Fashion needs to be less about finger-pointing and more about fashion. Style needs to stop being synonymous with “acceptable.” I want to see more from Jeremy Scott and less from TMZ. It shouldn’t be a crime to be more fabulous than everyone else.
Oh, Lauren! You just had to get sent home, didn’t you? At least you got to say “Crap, crap, crap, CoverGirl!” before you left. Maybelline owes you a favor now. I’ll make a couple of calls and see what I can do.
I actually didn’t think Lauren was going home until Tyra handed Whitney her photo on last night’s episode of America’s Next Top Model. For some strange reason, I kept thinking back to CariDee’s CoverGirl commercial in Spanish. Lauren may have been awkward, but CariDee was downright scary — much like Dominique was in her commercial.
Holy Zob! Could Dominique be the surprise winner?
I actually do like Dominique. I laughed out loud when Gai Mattiolo said that she didn’t look “fresh.” The girl has a lot of spirit, though, and she seems to try a lot harder than most of the contestants on this show (she’s this season’s Furonda).

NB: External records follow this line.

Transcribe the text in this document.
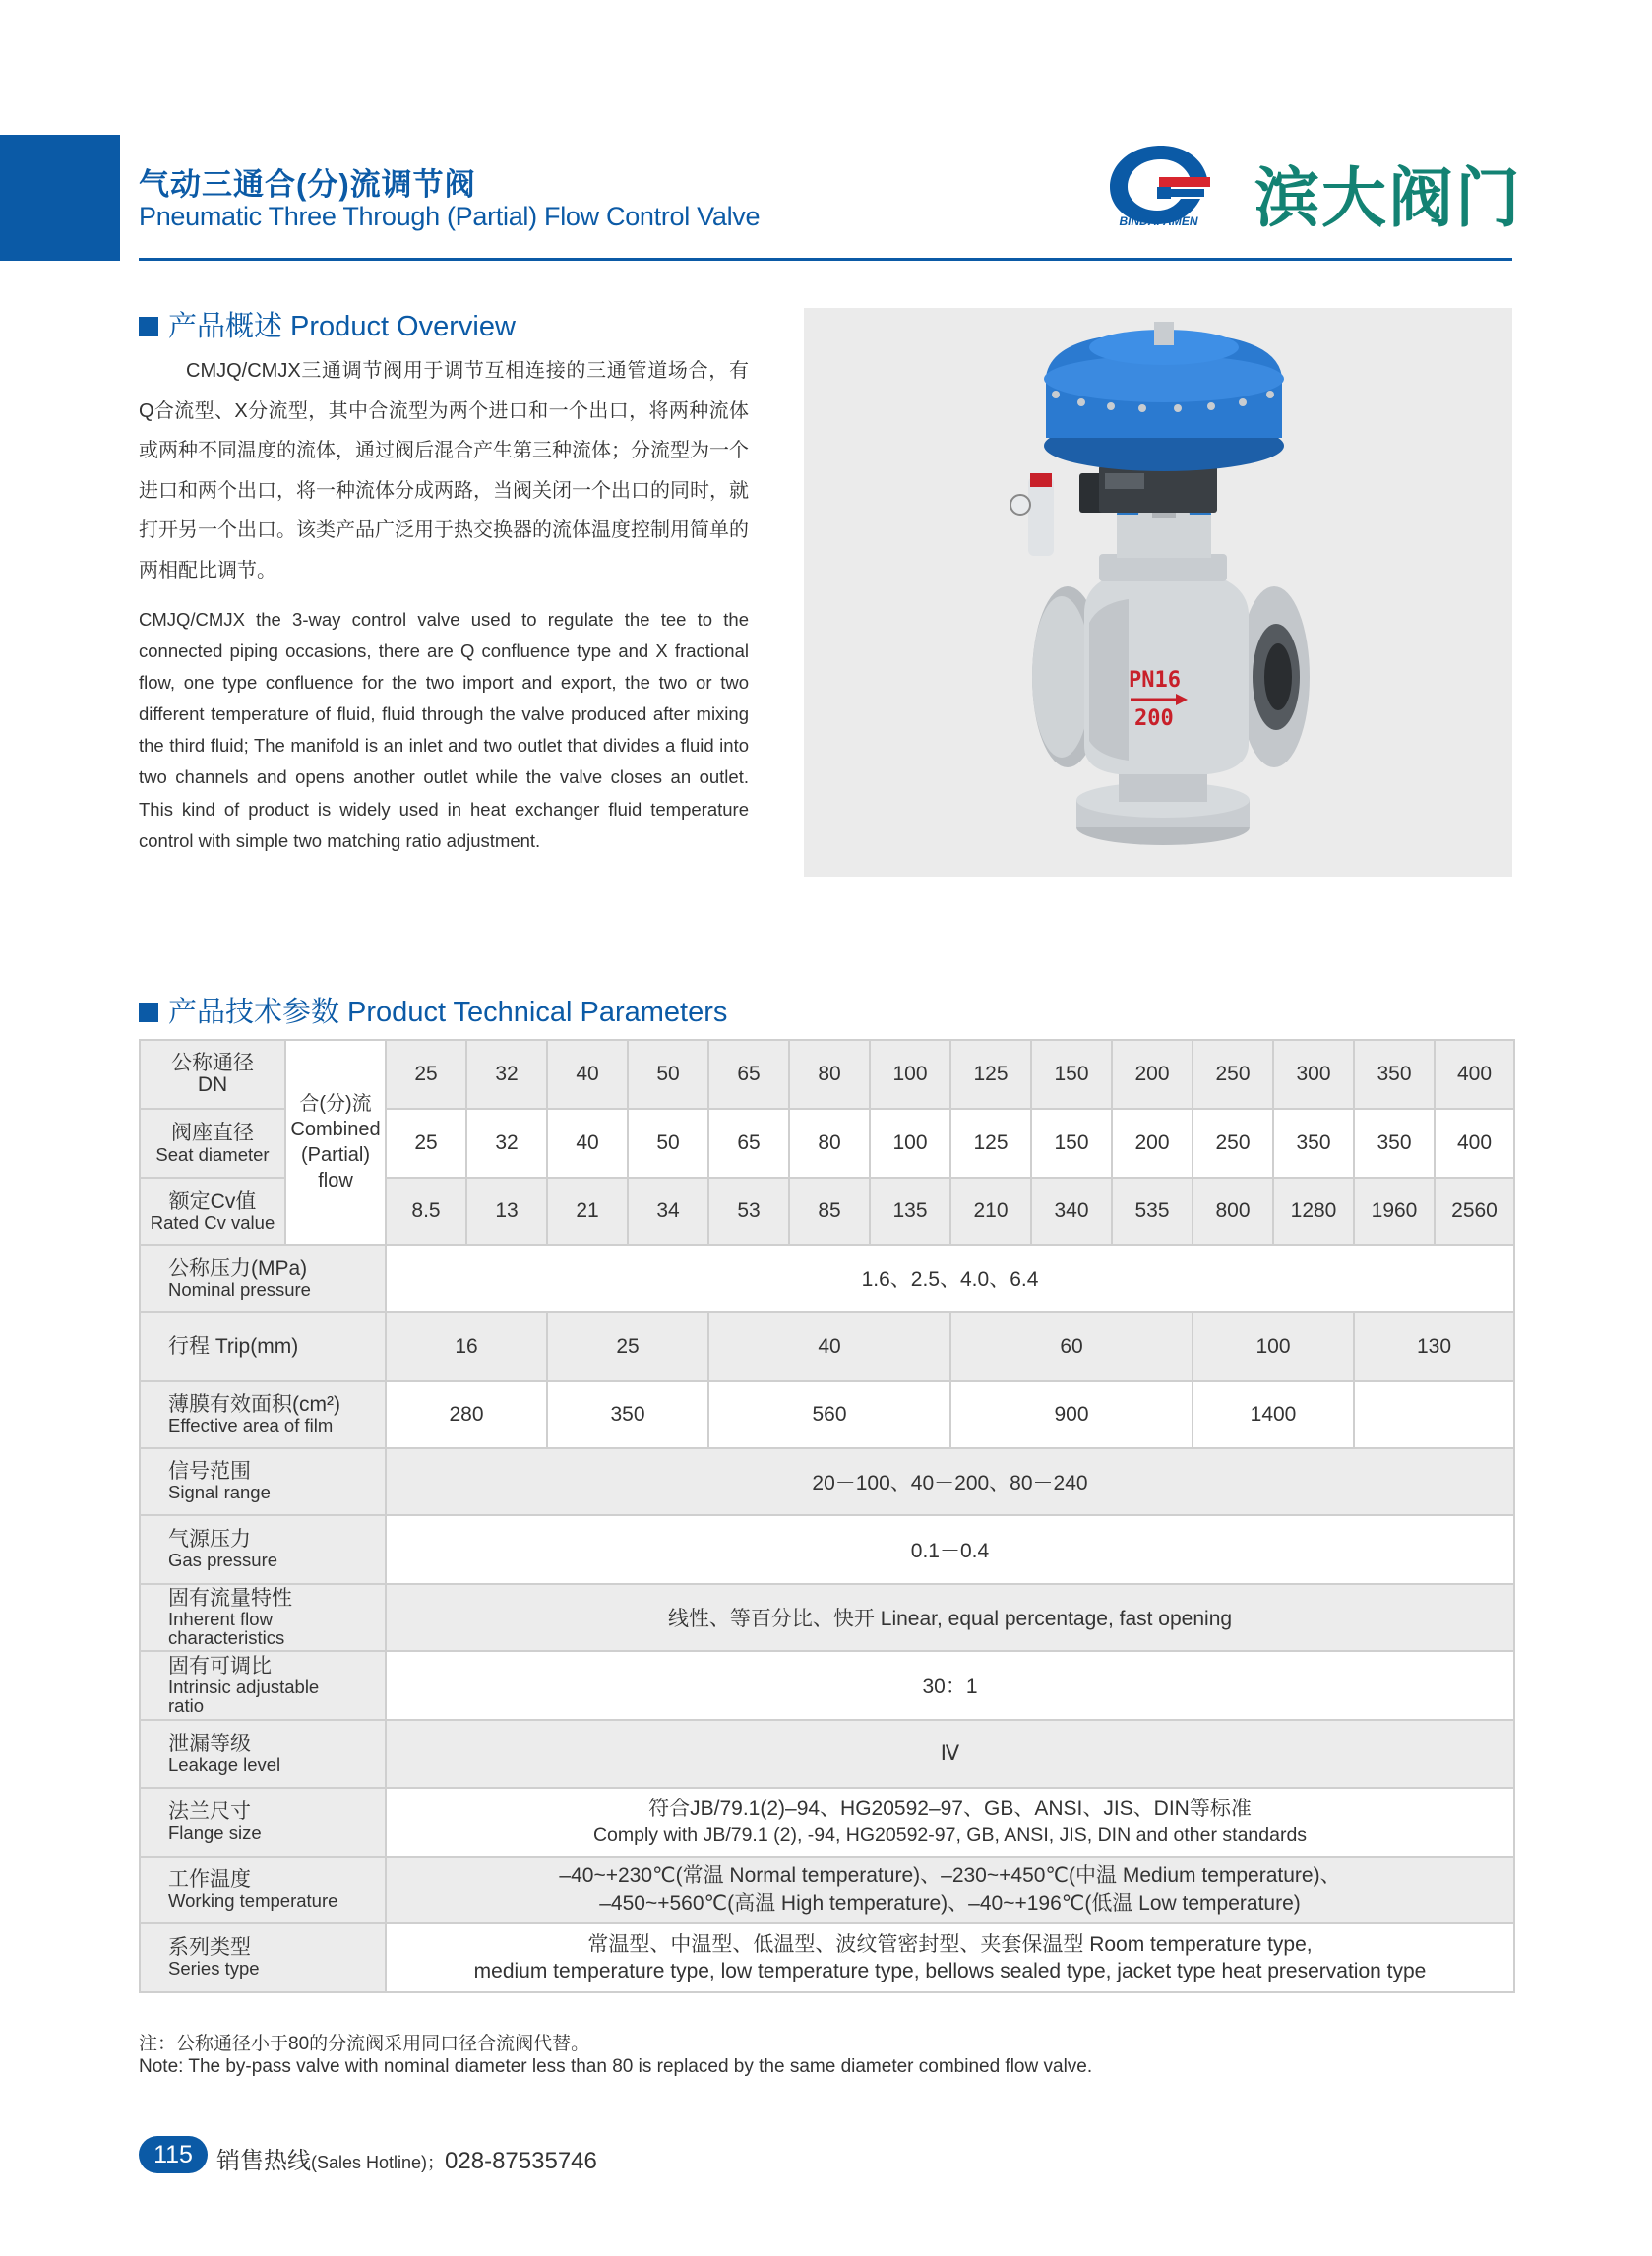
气动三通合(分)流调节阀
Pneumatic Three Through (Partial) Flow Control Valve	BINDAFAMEN 滨大阀门
产品概述 Product Overview
CMJQ/CMJX三通调节阀用于调节互相连接的三通管道场合，有Q合流型、X分流型，其中合流型为两个进口和一个出口，将两种流体或两种不同温度的流体，通过阀后混合产生第三种流体；分流型为一个进口和两个出口，将一种流体分成两路，当阀关闭一个出口的同时，就打开另一个出口。该类产品广泛用于热交换器的流体温度控制用简单的两相配比调节。
CMJQ/CMJX the 3-way control valve used to regulate the tee to the connected piping occasions, there are Q confluence type and X fractional flow, one type confluence for the two import and export, the two or two different temperature of fluid, fluid through the valve produced after mixing the third fluid; The manifold is an inlet and two outlet that divides a fluid into two channels and opens another outlet while the valve closes an outlet. This kind of product is widely used in heat exchanger fluid temperature control with simple two matching ratio adjustment.
PN16
200
产品技术参数 Product Technical Parameters
公称通径
DN	合(分)流
Combined
(Partial)
flow	25	32	40	50	65	80	100	125	150	200	250	300	350	400

阀座直径
Seat diameter		25	32	40	50	65	80	100	125	150	200	250	350	350	400

额定Cv值
Rated Cv value		8.5	13	21	34	53	85	135	210	340	535	800	1280	1960	2560

公称压力(MPa)
Nominal pressure		1.6、2.5、4.0、6.4													

行程 Trip(mm)		16		25		40			60			100		130	

薄膜有效面积(cm²)
Effective area of film		280		350		560			900			1400			

信号范围
Signal range		20－100、40－200、80－240													

气源压力
Gas pressure		0.1－0.4													

固有流量特性
Inherent flow
characteristics		线性、等百分比、快开 Linear, equal percentage, fast opening													

固有可调比
Intrinsic adjustable
ratio		30：1													

泄漏等级
Leakage level		Ⅳ													

法兰尺寸
Flange size		符合JB/79.1(2)–94、HG20592–97、GB、ANSI、JIS、DIN等标准
Comply with JB/79.1 (2), -94, HG20592-97, GB, ANSI, JIS, DIN and other standards													

工作温度
Working temperature		–40~+230℃(常温 Normal temperature)、–230~+450℃(中温 Medium temperature)、
–450~+560℃(高温 High temperature)、–40~+196℃(低温 Low temperature)													

系列类型
Series type		常温型、中温型、低温型、波纹管密封型、夹套保温型 Room temperature type,
medium temperature type, low temperature type, bellows sealed type, jacket type heat preservation type													
注：公称通径小于80的分流阀采用同口径合流阀代替。
Note: The by-pass valve with nominal diameter less than 80 is replaced by the same diameter combined flow valve.
115	销售热线(Sales Hotline)；028-87535746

And we all know that you can’t spell Tyra without t-r-y and an A for effort! That’s one of the lessons I learned at T-Zone when I infiltrated the camp for a tell-all exposé. The camp counsellors would chain us to our bunks and make us repeat that slogan over and over and over again before our dinner of cold celery broth and the week-old Olive Garden breadsticks they would find at the bottom of Tyra’s tote bag.
Anyway, Dominique gets an A from me. It’ll go well with her X and Y chromosomes. She can start a collection.